Abstract
The essay is the author’s relation from participation in the work on a multimedia production of the Rimini Protokoll theatre collective, Situation Rooms (2013), to which ‘experts in everyday life’ were invited in the roles of narrators of their own video tales. The author, convinced that the value of a work of art depends on the method it was created, describes the organization of the big-budget production and its artistic implications.

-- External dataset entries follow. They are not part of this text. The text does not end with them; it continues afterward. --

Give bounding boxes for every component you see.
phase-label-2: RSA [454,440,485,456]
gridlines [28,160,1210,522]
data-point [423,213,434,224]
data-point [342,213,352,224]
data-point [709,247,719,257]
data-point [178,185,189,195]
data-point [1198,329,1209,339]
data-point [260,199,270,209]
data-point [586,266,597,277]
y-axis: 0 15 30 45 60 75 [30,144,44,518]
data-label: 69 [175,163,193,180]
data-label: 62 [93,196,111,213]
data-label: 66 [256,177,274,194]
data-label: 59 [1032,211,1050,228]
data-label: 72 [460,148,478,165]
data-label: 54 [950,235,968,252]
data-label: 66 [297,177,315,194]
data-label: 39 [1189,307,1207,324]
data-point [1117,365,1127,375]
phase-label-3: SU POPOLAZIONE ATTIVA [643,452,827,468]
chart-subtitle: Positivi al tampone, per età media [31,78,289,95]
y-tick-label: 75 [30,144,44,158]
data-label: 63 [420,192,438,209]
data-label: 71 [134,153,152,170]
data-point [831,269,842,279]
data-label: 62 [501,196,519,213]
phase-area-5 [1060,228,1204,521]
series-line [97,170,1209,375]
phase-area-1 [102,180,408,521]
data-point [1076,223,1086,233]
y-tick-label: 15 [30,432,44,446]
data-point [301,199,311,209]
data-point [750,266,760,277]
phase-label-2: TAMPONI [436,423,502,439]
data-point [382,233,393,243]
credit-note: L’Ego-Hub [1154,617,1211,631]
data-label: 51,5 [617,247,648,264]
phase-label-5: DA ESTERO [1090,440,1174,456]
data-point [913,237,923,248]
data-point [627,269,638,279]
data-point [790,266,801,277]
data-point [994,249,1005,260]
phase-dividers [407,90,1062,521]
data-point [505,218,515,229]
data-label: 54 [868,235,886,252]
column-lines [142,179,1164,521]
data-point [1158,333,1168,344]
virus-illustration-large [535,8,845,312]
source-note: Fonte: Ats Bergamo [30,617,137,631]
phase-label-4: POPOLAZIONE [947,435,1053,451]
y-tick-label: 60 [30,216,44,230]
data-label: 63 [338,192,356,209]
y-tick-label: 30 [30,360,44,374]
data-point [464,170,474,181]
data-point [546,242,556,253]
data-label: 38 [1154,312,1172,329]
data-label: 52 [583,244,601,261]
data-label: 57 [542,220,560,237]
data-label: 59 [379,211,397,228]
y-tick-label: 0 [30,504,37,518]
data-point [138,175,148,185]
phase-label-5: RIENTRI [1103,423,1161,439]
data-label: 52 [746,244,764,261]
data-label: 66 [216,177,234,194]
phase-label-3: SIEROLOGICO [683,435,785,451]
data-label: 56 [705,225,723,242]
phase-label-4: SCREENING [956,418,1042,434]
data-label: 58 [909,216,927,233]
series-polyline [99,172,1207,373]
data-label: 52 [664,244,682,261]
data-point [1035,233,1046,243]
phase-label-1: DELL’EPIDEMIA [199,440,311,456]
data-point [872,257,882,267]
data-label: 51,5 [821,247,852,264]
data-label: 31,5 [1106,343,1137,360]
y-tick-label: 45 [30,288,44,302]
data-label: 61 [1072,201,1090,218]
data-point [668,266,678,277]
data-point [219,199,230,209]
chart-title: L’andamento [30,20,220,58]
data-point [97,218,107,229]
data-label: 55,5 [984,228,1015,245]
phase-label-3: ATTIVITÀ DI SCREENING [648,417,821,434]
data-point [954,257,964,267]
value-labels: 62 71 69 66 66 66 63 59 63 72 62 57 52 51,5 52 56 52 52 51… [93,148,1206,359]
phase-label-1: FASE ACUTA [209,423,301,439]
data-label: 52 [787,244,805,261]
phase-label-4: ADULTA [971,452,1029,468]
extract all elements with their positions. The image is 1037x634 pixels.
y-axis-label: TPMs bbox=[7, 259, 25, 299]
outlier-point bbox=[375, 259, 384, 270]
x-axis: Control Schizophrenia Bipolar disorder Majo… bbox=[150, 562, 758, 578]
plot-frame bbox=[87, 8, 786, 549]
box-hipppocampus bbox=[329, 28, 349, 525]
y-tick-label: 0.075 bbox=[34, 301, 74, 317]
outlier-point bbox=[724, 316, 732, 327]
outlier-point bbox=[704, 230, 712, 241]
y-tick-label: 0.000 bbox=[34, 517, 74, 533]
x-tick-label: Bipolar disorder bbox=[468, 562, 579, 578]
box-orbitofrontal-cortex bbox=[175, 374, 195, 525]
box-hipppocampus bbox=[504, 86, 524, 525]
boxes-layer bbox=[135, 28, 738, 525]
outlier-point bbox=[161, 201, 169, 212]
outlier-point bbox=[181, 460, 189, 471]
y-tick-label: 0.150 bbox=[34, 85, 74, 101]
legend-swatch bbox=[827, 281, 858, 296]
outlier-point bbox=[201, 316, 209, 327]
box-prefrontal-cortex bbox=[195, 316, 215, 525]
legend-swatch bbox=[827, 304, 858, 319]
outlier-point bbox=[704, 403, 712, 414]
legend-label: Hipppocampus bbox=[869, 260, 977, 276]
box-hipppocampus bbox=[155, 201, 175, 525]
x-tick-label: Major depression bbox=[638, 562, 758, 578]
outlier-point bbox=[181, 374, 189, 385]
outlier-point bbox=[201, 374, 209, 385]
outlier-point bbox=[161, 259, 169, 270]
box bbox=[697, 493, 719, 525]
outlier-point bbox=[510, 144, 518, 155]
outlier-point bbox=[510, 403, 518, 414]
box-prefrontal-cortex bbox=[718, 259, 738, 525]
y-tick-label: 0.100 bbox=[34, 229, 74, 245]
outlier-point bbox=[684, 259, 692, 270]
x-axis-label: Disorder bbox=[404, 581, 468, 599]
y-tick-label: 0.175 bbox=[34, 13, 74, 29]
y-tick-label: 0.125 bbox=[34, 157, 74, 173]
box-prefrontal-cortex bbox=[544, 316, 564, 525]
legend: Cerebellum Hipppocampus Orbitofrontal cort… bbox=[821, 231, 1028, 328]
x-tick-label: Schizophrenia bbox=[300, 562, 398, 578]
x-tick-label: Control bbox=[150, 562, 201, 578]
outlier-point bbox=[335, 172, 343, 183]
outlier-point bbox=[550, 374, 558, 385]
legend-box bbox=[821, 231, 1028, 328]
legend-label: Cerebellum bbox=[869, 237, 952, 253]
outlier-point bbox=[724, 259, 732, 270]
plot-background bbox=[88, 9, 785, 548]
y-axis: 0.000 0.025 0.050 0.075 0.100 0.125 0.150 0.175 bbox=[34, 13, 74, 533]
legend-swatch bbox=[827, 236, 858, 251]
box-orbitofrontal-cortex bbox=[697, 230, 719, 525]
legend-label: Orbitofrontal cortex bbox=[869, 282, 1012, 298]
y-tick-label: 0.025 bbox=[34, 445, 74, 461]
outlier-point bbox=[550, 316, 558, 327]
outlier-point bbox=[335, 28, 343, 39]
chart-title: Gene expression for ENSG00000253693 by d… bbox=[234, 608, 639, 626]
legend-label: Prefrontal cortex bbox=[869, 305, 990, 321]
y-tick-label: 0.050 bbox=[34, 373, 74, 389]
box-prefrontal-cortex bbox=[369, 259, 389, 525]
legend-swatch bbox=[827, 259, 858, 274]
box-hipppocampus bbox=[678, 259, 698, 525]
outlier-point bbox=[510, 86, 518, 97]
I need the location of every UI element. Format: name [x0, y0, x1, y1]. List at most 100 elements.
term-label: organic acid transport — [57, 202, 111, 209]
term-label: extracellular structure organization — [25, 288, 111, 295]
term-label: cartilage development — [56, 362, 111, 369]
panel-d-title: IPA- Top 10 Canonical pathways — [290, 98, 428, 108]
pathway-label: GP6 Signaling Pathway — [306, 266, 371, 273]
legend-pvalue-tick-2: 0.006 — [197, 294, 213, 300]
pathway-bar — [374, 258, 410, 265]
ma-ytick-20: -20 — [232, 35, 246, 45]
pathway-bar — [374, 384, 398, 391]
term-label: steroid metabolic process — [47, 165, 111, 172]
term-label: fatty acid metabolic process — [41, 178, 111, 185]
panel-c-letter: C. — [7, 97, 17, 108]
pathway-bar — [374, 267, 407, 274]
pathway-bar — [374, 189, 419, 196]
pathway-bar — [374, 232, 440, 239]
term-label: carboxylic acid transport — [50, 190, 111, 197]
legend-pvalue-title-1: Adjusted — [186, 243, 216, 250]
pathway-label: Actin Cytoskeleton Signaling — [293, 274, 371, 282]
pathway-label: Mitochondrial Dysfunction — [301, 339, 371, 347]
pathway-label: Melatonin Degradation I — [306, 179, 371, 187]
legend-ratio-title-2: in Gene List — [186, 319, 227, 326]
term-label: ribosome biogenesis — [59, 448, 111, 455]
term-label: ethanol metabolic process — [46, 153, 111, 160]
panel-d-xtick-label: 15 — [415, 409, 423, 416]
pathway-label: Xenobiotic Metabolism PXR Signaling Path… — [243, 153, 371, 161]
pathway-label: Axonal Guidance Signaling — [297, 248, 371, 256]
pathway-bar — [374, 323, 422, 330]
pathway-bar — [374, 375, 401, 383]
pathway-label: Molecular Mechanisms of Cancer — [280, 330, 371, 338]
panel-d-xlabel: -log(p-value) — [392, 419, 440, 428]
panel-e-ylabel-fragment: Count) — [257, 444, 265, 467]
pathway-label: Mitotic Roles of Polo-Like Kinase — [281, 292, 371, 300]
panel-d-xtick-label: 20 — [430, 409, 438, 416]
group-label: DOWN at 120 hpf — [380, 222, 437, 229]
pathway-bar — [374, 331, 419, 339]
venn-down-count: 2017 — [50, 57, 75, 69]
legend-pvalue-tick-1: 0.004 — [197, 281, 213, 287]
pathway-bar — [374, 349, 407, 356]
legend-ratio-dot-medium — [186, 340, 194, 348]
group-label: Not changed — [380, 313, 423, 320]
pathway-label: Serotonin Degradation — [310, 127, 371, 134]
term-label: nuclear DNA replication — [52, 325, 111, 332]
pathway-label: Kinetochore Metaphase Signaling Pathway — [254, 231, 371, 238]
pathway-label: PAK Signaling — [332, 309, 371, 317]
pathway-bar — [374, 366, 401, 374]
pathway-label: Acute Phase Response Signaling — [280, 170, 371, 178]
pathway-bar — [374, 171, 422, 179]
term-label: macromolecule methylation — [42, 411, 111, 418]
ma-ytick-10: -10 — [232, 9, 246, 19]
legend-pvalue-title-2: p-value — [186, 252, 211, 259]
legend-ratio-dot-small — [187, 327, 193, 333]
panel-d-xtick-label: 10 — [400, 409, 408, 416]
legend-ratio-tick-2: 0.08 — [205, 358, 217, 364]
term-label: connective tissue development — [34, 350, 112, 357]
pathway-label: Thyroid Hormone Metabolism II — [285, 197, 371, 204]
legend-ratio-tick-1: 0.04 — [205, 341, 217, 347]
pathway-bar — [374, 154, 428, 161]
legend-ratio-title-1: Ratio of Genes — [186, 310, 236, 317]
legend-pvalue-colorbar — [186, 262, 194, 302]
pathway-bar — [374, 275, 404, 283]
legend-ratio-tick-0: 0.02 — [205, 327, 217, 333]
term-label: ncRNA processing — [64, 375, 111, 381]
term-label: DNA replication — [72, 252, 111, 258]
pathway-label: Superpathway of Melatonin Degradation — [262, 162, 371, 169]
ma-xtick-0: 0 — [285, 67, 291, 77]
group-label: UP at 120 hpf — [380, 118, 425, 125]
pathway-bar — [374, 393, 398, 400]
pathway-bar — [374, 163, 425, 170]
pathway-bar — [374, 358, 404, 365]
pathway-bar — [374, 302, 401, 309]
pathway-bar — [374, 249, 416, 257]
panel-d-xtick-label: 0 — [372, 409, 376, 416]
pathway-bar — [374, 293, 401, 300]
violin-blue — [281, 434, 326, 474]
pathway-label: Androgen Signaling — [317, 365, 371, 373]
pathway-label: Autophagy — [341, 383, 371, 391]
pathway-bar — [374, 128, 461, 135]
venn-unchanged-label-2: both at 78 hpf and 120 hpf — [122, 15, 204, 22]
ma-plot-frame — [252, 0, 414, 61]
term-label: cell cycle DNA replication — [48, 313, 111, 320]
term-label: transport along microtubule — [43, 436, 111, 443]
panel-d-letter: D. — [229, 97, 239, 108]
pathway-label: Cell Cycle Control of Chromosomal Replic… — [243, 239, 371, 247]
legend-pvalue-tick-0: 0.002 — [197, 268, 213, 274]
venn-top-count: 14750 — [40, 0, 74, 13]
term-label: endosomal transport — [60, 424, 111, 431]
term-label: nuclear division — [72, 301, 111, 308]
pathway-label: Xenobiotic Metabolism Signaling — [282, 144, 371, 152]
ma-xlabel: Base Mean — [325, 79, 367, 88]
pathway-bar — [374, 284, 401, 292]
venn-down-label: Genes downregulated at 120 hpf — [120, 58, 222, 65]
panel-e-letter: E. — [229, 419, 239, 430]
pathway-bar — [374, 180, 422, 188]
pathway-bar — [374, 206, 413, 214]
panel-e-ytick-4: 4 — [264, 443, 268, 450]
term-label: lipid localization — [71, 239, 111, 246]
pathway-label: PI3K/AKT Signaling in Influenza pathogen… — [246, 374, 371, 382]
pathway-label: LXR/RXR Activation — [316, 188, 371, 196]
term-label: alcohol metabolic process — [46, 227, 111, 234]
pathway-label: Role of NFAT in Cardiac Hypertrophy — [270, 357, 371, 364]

As points of comparison, she then gives examples of Polish documentaries also created with the participation of their protagonists, the creators of which attempted to deal in various ways with the aporia inherent in the documentary film genre.
Keywords
documentary; collaborative film; participation; relational art
Zofia Smolarska
(1987), a graduate of Theatre Studies at the A. Zelwerowicz Theatre Academy in Warsaw. She also studied opera singing at the Frederic Chopin University of Music in Warsaw and the German Hochschule für Musik Detmold. Currently she is preparing her doctoral thesis on the work of theatre craftsmen and technicians. As a theatre critic, she collaborates with the journal Teatr. Her articles and critical essays have appeared there and in Didaskalia, Dialog, Performer, at dwutygodnik.com and in Svet a Divadlo and Rzut. Her research interests include (post) documentary theatre, participatory theatre and intermedia projects as well as organizational and technical performance. Smolarska operates on the edge of theory and practice, running theatre workshops and devising social projects, public space performances and short video forms. Most recently, she worked as dramaturge for Inventory of Powerlessness directed by Edit Kaldor and presented at the Malta Festival in Poznań in 2015.